RP is another common side effect following PMRT. The frequency of symptomatic RP was reportedly 1-7% after local and regional nodes were treated to a total dose of 45-50Gy with conventional techniques [2325]. In the current study, only 2 (2%) patients developed grade 2 RP, indicating that IMRT technique did not increase the risk of RP in breast cancer patients. According to reports in literature, a diversity of factors including age, BMI, dose-volume of normal lung, and chemotherapy contributed to the incidence of RP after PMRT [26]. Of these, the dose-volume metrics are major predictors of the risk of RP. Reducing the dose-volume of lung as much as possible remains to be one of the most important objectives of planning optimization.

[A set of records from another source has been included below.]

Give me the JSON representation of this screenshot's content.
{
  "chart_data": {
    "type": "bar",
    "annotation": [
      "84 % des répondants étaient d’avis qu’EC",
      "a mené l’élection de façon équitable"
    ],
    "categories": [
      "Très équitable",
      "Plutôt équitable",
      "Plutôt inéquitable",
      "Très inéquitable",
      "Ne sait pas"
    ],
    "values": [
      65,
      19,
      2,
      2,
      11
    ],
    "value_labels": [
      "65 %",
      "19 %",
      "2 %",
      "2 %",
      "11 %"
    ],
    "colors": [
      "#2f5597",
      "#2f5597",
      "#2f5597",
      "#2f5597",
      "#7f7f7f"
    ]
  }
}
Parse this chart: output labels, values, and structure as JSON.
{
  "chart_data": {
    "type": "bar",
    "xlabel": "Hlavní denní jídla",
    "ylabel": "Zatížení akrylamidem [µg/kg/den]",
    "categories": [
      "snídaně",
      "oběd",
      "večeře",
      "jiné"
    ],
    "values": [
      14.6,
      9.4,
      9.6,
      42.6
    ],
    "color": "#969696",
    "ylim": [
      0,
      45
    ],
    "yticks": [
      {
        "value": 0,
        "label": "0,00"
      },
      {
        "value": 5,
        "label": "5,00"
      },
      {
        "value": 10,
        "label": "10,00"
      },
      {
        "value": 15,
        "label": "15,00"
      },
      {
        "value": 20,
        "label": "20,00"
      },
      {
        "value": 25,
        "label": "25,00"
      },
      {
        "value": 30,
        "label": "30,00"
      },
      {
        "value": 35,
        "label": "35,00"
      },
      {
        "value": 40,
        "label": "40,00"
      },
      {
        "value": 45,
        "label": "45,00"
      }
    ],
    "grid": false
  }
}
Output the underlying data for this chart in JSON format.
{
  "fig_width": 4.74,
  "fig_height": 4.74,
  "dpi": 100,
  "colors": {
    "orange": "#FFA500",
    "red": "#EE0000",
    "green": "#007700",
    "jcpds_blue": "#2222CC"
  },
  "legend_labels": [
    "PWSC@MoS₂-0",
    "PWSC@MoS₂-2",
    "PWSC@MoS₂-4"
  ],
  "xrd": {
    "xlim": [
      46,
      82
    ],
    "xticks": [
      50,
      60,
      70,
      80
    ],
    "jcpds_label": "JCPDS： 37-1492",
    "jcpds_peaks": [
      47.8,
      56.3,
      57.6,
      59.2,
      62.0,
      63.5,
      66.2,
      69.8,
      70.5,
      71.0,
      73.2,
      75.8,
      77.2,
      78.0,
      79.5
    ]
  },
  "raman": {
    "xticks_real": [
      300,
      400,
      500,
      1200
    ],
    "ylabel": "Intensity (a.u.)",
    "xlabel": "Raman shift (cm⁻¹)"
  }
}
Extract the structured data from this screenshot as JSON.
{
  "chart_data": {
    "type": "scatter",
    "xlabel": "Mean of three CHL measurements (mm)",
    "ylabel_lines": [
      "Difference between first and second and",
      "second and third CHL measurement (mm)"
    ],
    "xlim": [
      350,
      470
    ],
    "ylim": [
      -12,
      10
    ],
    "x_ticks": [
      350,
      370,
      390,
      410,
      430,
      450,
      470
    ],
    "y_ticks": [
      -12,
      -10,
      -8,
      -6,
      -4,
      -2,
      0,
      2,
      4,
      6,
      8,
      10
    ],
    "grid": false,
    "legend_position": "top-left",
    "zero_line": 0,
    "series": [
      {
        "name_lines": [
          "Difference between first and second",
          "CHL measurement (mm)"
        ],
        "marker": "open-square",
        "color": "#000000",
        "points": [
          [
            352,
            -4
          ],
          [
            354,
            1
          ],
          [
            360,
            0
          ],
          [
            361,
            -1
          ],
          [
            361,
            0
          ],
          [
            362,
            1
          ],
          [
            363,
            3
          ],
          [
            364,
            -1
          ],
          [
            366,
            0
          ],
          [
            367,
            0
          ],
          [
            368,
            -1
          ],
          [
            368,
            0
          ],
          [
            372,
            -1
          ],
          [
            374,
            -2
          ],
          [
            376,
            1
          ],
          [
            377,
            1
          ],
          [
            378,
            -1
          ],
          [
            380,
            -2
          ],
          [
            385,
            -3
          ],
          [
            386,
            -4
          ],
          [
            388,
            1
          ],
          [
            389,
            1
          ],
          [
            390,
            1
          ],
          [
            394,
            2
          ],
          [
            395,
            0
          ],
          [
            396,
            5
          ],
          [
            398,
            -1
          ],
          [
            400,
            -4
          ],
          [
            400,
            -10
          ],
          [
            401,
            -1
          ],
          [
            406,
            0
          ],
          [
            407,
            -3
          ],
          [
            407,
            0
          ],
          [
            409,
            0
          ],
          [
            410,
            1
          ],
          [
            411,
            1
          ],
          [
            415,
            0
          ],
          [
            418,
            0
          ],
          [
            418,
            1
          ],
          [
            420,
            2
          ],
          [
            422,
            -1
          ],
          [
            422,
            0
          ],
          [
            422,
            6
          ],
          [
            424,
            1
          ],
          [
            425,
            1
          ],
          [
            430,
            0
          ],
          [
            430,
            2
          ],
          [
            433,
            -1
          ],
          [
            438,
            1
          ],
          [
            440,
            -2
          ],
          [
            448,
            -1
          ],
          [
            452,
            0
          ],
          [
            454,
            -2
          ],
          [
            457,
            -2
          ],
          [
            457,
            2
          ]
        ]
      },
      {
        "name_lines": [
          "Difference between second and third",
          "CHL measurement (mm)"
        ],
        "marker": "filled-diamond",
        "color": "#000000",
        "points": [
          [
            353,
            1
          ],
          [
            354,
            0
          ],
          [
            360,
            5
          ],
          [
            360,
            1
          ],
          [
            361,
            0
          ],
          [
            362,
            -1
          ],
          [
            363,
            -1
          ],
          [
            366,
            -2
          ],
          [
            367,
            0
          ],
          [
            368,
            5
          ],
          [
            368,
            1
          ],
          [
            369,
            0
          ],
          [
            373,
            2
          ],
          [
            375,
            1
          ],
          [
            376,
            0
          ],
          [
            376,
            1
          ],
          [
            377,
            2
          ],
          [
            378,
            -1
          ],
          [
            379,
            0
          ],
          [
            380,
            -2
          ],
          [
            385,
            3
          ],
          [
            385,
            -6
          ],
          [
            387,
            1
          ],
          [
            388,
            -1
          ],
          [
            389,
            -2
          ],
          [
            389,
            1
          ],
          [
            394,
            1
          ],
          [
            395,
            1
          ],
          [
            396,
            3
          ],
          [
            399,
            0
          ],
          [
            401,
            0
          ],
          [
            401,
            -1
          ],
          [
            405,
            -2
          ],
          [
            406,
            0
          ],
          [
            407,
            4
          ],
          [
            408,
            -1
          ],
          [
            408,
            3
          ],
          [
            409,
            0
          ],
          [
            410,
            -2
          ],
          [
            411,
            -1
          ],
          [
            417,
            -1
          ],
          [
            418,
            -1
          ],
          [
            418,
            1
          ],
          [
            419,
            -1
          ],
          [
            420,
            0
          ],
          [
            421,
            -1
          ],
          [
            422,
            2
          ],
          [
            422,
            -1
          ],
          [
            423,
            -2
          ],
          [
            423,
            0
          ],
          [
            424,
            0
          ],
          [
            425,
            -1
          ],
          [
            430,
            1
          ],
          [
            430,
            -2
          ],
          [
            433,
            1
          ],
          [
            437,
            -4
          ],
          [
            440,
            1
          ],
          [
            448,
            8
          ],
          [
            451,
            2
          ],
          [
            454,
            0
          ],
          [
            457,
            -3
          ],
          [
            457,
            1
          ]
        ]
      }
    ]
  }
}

Limitations and future directions

As it has been highlighted earlier, there is no consensus whether RTOG contour guideline with contour-based treatment planning should be applied to each patient receiving PMRT. Studies using classic field definitions have yielded excellent local control [24], even if some part of the volume may have received lower dose than expected. Therefore, individual risk assessment and strict normal tissue constraints should be applied when treatment plan is to be generated based on today’s contour guidelines. There are certain limitations in this preliminary study. First, we did not assess the impact of IMRT technique on patients’ quality of life. Second, the association between RP and IMRT plans was not analyzed due to limited number of patients experiencing RP. Last, the follow-up period is not long enough to observe radiation-induced late toxicity, and biological effects of low dose irradiation remains a concern for patients treated with IMRT technique. Also, we did not perform dosimetric comparison with standard technique as the later one is based on clinical defined fields, with target coverage quite different with the current contoured definition. Further studies are therefore needed in near future to overcome these limitations. In addition, a randomized clinical trial comparing 3D conformal technique vs. IMRT for PMRT might help to answer some questions about patients’ tolerance, quality of life, and local control, and finally to determine a better PMRT technique.

Conclusions

In this study, dosimetric analyses demonstrate that it’s feasible to design IMRT plans treating the chest wall and regional nodes as a whole PTV, in terms of both PTV coverage and normal tissues sparing. The post-mastectomy treatment with multi-beam IMRT technique was well tolerated by most breast cancer patients. Long-term follow-up with larger number of patients are needed prior to wide implementation of this technique.